Low-Risk Insurance Requests Spike After Harvey

As Houston begins its rebuilding process from Hurricane Harvey, experts estimate only about 20 percent of now-flooded homes in the Lone Star State have flood insurance, suggesting the vast majority of homeowners will have a long, expensive road ahead if they can find a way to afford moving back in at all.

Most of those homeowners live in low-risk zones where they didn’t think they’d need it. Homes within a one percent flood zone, meaning the property has a one percent chance of flooding in any given year, are required to have flood insurance.

Many of the properties damaged in Harvey were in a 0.2 percent flood zone. Those zones exist in almost every part of the country, Connecticut included.

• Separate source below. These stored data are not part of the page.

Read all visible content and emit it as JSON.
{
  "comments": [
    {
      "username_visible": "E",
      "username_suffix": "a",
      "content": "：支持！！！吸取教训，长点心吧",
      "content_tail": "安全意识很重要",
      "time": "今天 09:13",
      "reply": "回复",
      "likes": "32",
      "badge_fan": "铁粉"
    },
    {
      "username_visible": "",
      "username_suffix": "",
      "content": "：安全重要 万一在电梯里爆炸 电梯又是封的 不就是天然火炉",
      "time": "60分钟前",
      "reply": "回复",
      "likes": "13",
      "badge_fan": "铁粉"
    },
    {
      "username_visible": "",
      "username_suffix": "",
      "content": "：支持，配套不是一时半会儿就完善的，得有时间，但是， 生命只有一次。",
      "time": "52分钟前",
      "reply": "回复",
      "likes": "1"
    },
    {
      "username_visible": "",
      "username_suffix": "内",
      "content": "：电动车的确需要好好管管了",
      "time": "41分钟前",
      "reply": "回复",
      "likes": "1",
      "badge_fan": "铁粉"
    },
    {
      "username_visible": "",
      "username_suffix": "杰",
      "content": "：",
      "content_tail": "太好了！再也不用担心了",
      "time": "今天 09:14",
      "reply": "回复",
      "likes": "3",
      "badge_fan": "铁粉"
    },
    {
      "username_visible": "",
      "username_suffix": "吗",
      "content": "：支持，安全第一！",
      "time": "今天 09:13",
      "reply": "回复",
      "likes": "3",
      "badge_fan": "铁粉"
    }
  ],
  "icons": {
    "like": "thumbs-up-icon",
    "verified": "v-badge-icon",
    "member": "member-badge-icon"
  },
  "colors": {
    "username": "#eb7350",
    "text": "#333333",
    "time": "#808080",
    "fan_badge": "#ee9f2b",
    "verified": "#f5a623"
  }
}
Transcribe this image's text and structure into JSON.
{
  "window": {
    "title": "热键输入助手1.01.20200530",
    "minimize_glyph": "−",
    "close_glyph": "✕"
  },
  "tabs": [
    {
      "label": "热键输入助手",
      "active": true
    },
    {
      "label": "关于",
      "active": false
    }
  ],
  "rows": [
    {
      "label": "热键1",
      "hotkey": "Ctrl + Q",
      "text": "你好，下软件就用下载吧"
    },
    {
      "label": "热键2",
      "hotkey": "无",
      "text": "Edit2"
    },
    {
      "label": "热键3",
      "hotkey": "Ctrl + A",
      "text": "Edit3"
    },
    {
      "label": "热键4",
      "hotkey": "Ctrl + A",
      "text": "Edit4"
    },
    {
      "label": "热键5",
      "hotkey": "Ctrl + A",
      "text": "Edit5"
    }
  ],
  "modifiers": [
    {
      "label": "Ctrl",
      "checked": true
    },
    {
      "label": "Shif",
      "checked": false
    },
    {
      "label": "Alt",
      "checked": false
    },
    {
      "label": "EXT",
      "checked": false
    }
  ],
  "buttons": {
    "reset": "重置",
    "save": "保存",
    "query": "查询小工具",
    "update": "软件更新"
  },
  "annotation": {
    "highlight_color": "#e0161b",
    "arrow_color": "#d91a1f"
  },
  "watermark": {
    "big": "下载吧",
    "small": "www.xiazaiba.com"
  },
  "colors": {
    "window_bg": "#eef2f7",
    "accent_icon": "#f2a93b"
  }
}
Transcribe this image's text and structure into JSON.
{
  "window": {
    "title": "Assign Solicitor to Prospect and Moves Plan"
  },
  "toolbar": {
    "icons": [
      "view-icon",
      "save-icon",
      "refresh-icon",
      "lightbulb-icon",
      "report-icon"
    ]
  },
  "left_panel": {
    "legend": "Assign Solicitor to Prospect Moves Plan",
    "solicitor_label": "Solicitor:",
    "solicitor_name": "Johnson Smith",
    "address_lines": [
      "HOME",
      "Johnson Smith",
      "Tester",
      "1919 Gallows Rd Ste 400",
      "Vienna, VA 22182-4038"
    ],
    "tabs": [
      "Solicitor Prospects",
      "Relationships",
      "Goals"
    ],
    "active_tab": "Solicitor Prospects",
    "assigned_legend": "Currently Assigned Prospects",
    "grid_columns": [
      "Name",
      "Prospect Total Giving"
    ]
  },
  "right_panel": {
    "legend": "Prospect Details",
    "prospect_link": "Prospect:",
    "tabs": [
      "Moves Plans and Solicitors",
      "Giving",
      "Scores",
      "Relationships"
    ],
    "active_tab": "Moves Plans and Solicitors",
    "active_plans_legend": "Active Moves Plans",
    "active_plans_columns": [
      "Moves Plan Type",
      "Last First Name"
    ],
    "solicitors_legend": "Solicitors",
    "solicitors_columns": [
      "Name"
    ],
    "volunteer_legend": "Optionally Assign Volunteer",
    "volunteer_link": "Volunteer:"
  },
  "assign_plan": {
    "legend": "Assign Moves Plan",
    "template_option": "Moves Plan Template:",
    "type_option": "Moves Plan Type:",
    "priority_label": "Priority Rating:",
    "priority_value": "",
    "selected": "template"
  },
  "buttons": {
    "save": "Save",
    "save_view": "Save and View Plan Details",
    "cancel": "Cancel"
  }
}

"Now, whether it’s Connecticut or Florida, (people) look at that and they go, 'Okay, I’m in a low-risk zone. Now it’s time to buy flood insurance'," the Flood Insurance Agency’s CEO Evan Hecht said.

Hecht said in the week since Harvey, inquiries about voluntary flood insurance from low-risk zones are up 1,500 percent. That’s compared to the 50 percent increase he expects in typical hurricane seasons.

"FEMA is certainly larger than we are so my numbers aren’t representative of the entire picture," Hecht said. "But we have enough numbers that mathematically, would play out across the entire spectrum."

As far as benefits go, some policies will cover up to $250,000 in building damage and $100,000 in contents coverage for less than $500 per year.

That would save homeowners just as much in the next big storm, assuming they keep it.

“We did experience something similar after Katrina and within three years, people allowed those policies to die," said Hecht.